In Vitro Characterization of Lagrangian Fluid Transport Downstream of a Dysfunctional Bileaflet Mechanical Aortic Valve

This experimental study aims to explore the Lagrangian nature of fluid transport downstream of a bileaflet mechanical aortic valve under different malfunction scenarios that might be encountered clinically. Time-resolved planar particle image velocimetry measurements are performed to extract instantaneous velocity fields downstream of the bileaflet mechanical valve implanted in an elastic aortic model. The results show an increase in particle residence time with the severity of malfunction.

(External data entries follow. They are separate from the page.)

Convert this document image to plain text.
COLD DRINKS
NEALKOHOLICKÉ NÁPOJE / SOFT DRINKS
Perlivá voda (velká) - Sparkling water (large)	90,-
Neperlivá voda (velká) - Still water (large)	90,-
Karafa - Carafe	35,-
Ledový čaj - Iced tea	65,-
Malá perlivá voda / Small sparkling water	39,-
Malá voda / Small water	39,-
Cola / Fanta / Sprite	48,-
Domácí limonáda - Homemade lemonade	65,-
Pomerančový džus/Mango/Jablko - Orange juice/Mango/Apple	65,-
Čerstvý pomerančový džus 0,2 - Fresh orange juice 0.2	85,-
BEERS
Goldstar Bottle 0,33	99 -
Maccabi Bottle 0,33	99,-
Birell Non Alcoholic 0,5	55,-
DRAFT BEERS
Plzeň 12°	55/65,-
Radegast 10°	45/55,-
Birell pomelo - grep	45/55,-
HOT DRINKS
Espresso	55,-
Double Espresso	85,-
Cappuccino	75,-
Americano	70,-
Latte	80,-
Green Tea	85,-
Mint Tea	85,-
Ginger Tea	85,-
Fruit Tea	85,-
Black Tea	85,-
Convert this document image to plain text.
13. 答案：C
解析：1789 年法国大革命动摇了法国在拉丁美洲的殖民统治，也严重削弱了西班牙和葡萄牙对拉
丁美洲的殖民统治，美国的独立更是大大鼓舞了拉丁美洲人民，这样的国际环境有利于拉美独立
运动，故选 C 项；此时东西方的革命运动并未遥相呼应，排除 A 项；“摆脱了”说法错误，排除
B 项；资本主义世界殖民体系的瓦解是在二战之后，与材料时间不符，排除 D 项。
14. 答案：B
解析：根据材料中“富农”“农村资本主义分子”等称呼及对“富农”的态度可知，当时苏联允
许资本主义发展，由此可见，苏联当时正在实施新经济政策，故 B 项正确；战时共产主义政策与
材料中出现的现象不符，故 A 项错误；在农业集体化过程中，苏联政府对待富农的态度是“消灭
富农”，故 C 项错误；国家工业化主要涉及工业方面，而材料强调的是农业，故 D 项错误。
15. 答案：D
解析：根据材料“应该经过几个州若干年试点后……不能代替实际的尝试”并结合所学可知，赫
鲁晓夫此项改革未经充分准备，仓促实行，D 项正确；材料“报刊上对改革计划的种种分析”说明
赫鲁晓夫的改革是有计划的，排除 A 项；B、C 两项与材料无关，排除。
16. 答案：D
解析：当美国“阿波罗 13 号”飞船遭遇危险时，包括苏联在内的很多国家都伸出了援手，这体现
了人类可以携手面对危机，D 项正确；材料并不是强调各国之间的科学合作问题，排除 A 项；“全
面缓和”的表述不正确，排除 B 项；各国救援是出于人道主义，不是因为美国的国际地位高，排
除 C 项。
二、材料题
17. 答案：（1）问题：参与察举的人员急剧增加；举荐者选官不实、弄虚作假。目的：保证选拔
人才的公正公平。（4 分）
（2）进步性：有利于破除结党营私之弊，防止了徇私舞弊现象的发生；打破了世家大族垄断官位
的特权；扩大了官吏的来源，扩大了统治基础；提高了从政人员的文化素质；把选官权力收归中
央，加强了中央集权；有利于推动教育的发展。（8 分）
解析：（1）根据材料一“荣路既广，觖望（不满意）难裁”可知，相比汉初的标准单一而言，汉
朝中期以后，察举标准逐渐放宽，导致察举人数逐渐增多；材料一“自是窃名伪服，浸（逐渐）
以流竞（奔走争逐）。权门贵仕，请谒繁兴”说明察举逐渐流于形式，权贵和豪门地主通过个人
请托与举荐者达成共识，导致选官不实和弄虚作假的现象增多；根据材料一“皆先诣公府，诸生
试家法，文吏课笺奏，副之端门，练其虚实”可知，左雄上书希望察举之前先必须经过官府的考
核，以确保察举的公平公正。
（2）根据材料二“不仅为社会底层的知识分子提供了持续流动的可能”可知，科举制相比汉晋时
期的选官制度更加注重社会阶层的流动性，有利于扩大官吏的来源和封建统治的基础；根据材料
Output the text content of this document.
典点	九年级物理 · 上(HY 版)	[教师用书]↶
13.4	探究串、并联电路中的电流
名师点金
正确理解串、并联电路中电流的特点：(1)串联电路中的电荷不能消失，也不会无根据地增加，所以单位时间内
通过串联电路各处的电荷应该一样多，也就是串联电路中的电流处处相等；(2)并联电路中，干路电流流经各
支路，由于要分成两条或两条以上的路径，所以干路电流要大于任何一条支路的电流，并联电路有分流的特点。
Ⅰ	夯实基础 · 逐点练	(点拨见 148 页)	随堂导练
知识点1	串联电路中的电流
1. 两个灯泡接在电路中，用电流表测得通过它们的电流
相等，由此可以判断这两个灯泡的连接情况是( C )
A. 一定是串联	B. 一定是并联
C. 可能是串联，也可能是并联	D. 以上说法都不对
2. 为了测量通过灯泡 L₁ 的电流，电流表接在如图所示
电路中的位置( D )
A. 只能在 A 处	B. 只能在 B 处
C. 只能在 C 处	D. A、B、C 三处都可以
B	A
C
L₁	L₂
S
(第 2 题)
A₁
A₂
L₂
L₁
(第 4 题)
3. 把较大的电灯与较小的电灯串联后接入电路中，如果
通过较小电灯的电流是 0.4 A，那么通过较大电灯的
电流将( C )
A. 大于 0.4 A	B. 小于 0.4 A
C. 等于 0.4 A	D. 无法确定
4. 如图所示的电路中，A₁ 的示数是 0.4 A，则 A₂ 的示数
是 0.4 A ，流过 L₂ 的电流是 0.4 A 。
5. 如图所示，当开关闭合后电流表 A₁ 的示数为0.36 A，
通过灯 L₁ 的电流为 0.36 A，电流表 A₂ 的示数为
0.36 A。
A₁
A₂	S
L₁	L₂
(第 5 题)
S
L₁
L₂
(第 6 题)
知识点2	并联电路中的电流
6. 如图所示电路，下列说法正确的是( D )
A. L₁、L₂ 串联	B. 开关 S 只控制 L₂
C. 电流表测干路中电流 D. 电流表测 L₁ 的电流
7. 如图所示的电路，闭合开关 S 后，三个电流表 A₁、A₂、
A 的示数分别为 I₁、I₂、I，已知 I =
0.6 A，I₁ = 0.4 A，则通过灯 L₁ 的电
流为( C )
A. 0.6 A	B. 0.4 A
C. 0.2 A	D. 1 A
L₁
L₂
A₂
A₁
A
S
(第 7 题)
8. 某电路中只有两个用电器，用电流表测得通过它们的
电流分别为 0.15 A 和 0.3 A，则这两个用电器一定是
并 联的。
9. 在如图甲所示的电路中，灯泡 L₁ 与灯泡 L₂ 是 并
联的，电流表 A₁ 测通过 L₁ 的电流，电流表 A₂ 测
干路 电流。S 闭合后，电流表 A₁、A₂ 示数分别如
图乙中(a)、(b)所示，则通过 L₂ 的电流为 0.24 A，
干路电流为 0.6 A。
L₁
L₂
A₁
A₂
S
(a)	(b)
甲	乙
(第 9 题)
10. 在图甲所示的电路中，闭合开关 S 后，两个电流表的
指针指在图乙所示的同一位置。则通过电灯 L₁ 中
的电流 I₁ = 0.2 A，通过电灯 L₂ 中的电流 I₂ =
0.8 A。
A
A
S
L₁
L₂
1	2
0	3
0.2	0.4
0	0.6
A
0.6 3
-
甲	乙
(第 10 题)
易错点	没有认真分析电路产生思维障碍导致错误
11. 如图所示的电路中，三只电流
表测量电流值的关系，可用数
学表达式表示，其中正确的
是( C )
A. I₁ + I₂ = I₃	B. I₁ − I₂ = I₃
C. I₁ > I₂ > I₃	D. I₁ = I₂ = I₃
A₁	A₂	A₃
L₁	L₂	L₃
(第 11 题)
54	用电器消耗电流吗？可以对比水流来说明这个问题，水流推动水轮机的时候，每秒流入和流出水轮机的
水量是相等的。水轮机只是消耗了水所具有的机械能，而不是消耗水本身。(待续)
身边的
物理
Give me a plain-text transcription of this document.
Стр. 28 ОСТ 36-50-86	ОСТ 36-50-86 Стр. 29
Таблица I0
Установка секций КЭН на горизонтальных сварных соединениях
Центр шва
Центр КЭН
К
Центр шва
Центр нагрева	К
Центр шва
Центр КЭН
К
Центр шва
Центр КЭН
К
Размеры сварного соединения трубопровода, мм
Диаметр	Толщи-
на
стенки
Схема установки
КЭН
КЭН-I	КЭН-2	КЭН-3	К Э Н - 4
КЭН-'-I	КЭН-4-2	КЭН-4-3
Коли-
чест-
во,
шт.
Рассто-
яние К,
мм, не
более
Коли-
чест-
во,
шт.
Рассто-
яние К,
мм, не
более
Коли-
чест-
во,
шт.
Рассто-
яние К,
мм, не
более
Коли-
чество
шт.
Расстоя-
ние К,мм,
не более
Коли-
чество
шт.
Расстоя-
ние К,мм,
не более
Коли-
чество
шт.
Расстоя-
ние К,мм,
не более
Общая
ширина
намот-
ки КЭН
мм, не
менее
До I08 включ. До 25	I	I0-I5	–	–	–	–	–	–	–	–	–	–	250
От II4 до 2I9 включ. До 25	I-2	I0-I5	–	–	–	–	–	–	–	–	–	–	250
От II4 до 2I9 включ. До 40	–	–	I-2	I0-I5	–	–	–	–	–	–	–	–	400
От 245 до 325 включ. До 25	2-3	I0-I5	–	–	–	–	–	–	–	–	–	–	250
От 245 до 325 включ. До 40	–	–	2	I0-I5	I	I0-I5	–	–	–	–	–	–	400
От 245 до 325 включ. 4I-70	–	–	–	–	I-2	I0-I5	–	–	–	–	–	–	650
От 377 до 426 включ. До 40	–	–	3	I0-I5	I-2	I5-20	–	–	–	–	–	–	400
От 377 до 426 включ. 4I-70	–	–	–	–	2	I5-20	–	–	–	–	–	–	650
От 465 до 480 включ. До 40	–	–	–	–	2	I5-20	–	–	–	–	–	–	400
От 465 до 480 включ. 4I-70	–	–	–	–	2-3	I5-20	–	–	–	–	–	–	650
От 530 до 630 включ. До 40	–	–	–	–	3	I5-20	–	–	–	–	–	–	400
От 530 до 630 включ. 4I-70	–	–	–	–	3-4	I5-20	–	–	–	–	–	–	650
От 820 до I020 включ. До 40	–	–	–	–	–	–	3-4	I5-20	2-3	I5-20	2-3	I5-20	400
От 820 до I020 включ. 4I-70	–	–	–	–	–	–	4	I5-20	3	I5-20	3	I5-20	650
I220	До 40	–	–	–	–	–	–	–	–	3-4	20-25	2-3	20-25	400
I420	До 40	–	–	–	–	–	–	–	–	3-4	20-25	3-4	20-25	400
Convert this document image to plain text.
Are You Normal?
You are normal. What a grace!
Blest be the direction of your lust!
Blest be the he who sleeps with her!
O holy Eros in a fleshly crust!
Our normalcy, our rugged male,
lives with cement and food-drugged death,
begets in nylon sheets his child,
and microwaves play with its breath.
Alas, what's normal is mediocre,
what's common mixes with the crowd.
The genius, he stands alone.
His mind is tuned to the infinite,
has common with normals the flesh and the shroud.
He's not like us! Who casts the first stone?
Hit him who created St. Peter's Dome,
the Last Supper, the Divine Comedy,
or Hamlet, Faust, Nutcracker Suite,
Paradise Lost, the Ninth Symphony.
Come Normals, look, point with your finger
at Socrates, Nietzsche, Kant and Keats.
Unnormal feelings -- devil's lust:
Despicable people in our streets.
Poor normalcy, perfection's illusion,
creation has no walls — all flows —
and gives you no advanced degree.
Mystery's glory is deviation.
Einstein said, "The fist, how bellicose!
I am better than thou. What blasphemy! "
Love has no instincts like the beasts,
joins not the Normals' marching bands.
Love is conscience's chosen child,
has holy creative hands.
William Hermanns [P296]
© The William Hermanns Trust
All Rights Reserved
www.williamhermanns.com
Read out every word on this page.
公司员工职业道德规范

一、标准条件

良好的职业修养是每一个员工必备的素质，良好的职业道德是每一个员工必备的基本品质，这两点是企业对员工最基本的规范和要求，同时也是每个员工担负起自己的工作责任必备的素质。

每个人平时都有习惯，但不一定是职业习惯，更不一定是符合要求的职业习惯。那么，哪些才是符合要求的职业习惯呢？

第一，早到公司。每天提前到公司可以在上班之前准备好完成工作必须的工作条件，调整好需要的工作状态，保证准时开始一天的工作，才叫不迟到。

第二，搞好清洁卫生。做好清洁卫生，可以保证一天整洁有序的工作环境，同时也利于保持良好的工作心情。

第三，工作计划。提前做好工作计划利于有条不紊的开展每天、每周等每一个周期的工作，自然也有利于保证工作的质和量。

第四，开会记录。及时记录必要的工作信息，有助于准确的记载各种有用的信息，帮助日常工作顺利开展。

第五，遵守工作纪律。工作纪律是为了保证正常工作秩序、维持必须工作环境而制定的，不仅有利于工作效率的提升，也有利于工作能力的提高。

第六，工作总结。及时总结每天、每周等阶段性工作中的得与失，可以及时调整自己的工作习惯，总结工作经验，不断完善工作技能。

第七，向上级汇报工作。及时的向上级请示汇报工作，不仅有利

This is attributed to the expansion of the recirculation regions downstream of the valve. The time-evolution of Lagrangian coherent structures over one cardiac cycle (using finite-time Lyapunov exponent fields) shows the effect of valve dysfunction on the material transport and its barriers inside the aorta. The unbalanced flow through the dysfunctional leaflets leads to a significant redistribution of the LCS, thus the fluid transport along the ascending aorta. Moreover, a new technique for the evaluation of the highest accumulated shear stresses is applied along the Lagrangian trajectory of particles being released from the extracted Lagrangian coherent structures where the highest stretching occurs. Finally, the induced non-laminar flow behavior by the valve dysfunction is analyzed using the time-frequency spectra of velocity signals at selected points in the ascending aorta.